İçeride devam eden üzücü olaylar yanında Gazze ve Batı Şeria’daki soy kırım ve katliamları da unutmamamız gerekir. Birileri belki de dikkatleri dışarıdan içeriye çekmek istemiş de olabilirler. Ancak biz içeri ve dışarıyı birlikte okumaya devam edeceğiz. Ayşenur Ezgi Eygi’nin Nablus’ta şehit edilmesi de önemli mesajlar içermektedir. Ayşenur kardeşimiz 6 Eylül 2024’te yardım ve ziyaret amacıyla gittiği Filistin’in Nablus şehrinde işgalci Siyonist teröristlerin açtığı ateş sonucu vurularak kaldırıldığı bir hastanede 26 yaşında şehit düştü. Ayşenur, 2003’te buldozer altında kalarak ölen Rachel Corrie ve 2004’te öldürülen Tom Hurndall’ın ardından İşgalci teröristler tarafından öldürülen üçüncü yardım gönüllüsüydü. Keskin nişancının bizzat hedef alarak Türkiye vatandaşı Ayşenur’u vurması Türkiye’ye bir mesaj mıdır? Hayır diyenler Mavi Marmara Gemisi baskınını bir kez daha hatırlasınlar.

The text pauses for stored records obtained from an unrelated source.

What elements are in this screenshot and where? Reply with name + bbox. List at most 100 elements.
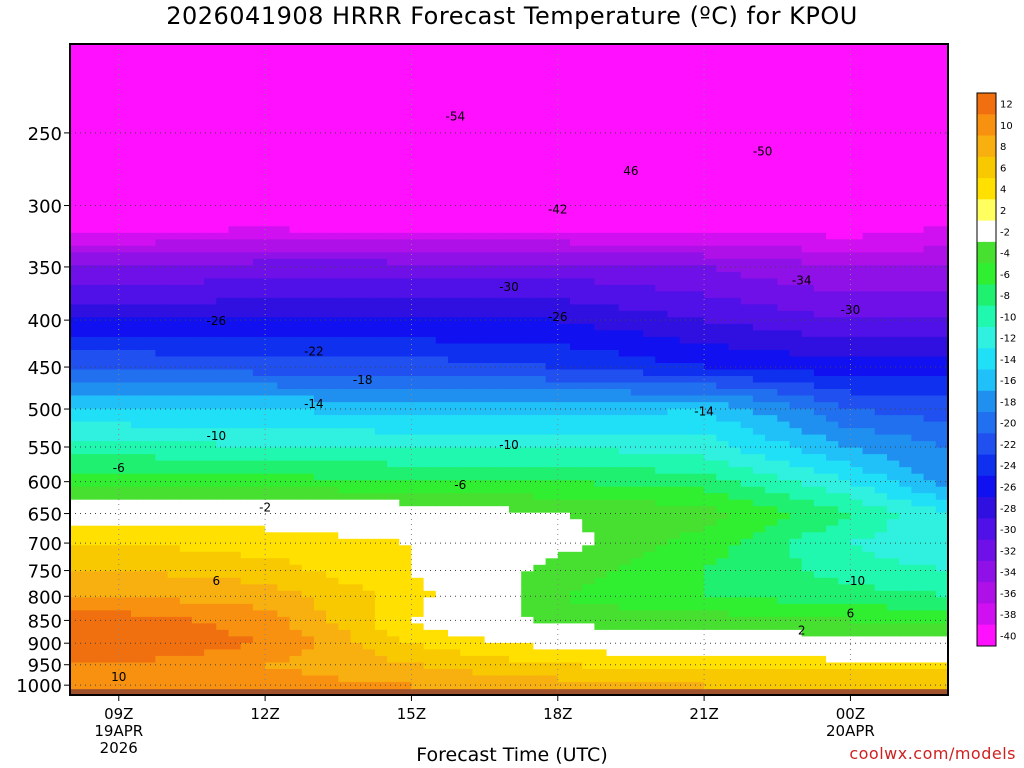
temperature-cell (484, 642, 498, 650)
temperature-cell (301, 109, 315, 117)
temperature-cell (167, 323, 181, 331)
temperature-cell (131, 245, 144, 253)
temperature-cell (582, 102, 595, 110)
temperature-cell (179, 623, 193, 631)
temperature-cell (313, 239, 327, 247)
temperature-cell (191, 642, 205, 650)
temperature-cell (313, 115, 327, 123)
temperature-cell (509, 174, 522, 182)
temperature-cell (362, 480, 376, 488)
temperature-cell (618, 70, 632, 78)
temperature-cell (301, 603, 315, 611)
temperature-cell (350, 226, 364, 234)
temperature-cell (313, 245, 327, 253)
temperature-cell (460, 480, 473, 488)
temperature-cell (313, 76, 327, 84)
temperature-cell (289, 310, 303, 318)
temperature-cell (411, 616, 425, 624)
temperature-cell (667, 317, 681, 325)
temperature-cell (655, 219, 669, 227)
temperature-cell (131, 499, 144, 507)
temperature-cell (204, 161, 217, 169)
temperature-cell (460, 538, 473, 546)
temperature-cell (362, 271, 376, 279)
temperature-cell (411, 577, 425, 585)
temperature-cell (350, 206, 364, 214)
temperature-cell (191, 239, 205, 247)
temperature-cell (667, 291, 681, 299)
temperature-cell (472, 350, 486, 358)
temperature-cell (94, 382, 108, 390)
temperature-cell (521, 402, 534, 410)
temperature-cell (313, 389, 327, 397)
temperature-cell (106, 525, 120, 533)
temperature-cell (594, 350, 608, 358)
temperature-cell (179, 493, 193, 501)
temperature-cell (70, 180, 83, 188)
temperature-cell (496, 102, 510, 110)
temperature-cell (362, 323, 376, 331)
temperature-cell (484, 148, 498, 156)
temperature-cell (582, 376, 595, 384)
temperature-cell (387, 50, 400, 58)
temperature-cell (204, 226, 217, 234)
temperature-cell (448, 57, 461, 65)
temperature-cell (118, 662, 132, 670)
temperature-cell (582, 115, 595, 123)
temperature-cell (179, 330, 193, 338)
temperature-cell (630, 284, 644, 292)
temperature-cell (460, 675, 473, 683)
temperature-cell (277, 271, 291, 279)
temperature-cell (496, 239, 510, 247)
temperature-cell (521, 154, 534, 162)
temperature-cell (484, 532, 498, 540)
temperature-cell (557, 623, 571, 631)
temperature-cell (570, 506, 583, 514)
temperature-cell (82, 415, 95, 423)
temperature-cell (228, 662, 242, 670)
temperature-cell (326, 564, 339, 572)
temperature-cell (277, 389, 291, 397)
temperature-cell (94, 291, 108, 299)
temperature-cell (643, 499, 656, 507)
temperature-cell (204, 662, 217, 670)
temperature-cell (70, 115, 83, 123)
temperature-cell (167, 167, 181, 175)
temperature-cell (570, 584, 583, 592)
temperature-cell (82, 584, 95, 592)
temperature-cell (582, 499, 595, 507)
temperature-cell (557, 382, 571, 390)
temperature-cell (252, 128, 266, 136)
temperature-cell (509, 219, 522, 227)
temperature-cell (411, 336, 425, 344)
temperature-cell (387, 538, 400, 546)
temperature-cell (191, 161, 205, 169)
temperature-cell (326, 135, 339, 143)
temperature-cell (155, 200, 169, 208)
temperature-cell (252, 363, 266, 371)
temperature-cell (582, 447, 595, 455)
temperature-cell (472, 428, 486, 436)
temperature-cell (606, 63, 620, 71)
temperature-cell (655, 532, 669, 540)
temperature-cell (655, 538, 669, 546)
temperature-cell (472, 304, 486, 312)
temperature-cell (216, 421, 230, 429)
temperature-cell (143, 382, 156, 390)
temperature-cell (387, 558, 400, 566)
temperature-cell (423, 356, 437, 364)
temperature-cell (70, 148, 83, 156)
temperature-cell (557, 193, 571, 201)
temperature-cell (496, 50, 510, 58)
temperature-cell (289, 642, 303, 650)
temperature-cell (643, 538, 656, 546)
temperature-cell (521, 265, 534, 273)
temperature-cell (448, 363, 461, 371)
temperature-cell (326, 447, 339, 455)
temperature-cell (545, 369, 559, 377)
temperature-cell (216, 187, 230, 195)
temperature-cell (545, 408, 559, 416)
temperature-cell (570, 50, 583, 58)
temperature-cell (131, 441, 144, 449)
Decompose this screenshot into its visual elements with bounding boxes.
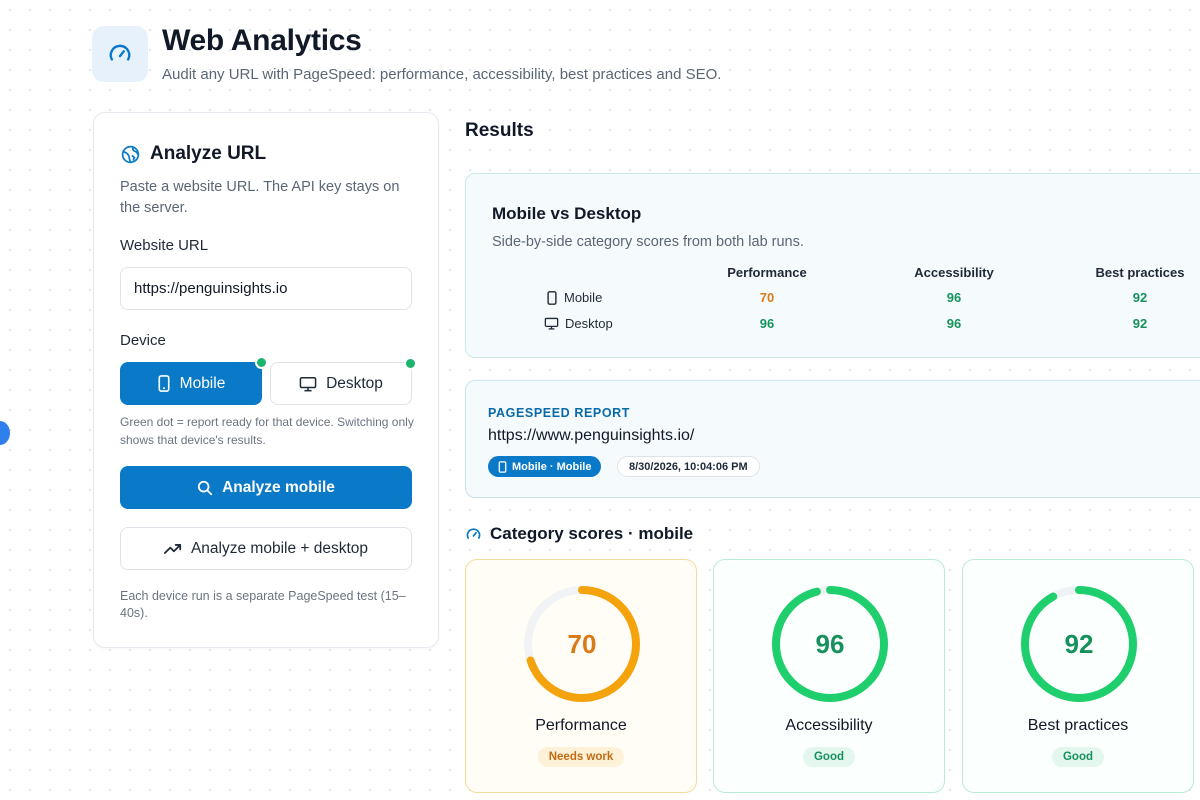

Lübnan’da Hizbullah üyelerinin elindeki telsizleri siber saldırıyla patlatan Siyonist katiller acaba bundan sonra daha neler yapacaklar? Gazze’deki savaşı bölgeye yayarak yanına ABD ve Batılı ülkeleri de almak suretiyle bölgeyi ateş çemberine çevirmek isteyen kudurmuş Siyonist İsrail hükümeti bakalım en sonunda nereye toslayacak? Bunu inşallah yakın zamanda göreceğiz. Tarih tekerrürden ibaret; ne Netanyahu Hitler’den güçlü ne de İsrail, Führer Almanya’sından. İlahi adalet yerini bulacak azıtan belasını bulacaktır.Ancak Müslümanlar kaybettikleri bu imtihanın bedelini de çok ağır ödeyeceklerdir. Rabbim bizi affeylesin, merhameti ile muamele eylesin, üzerimize ağır yükler yüklemesin. Âmin.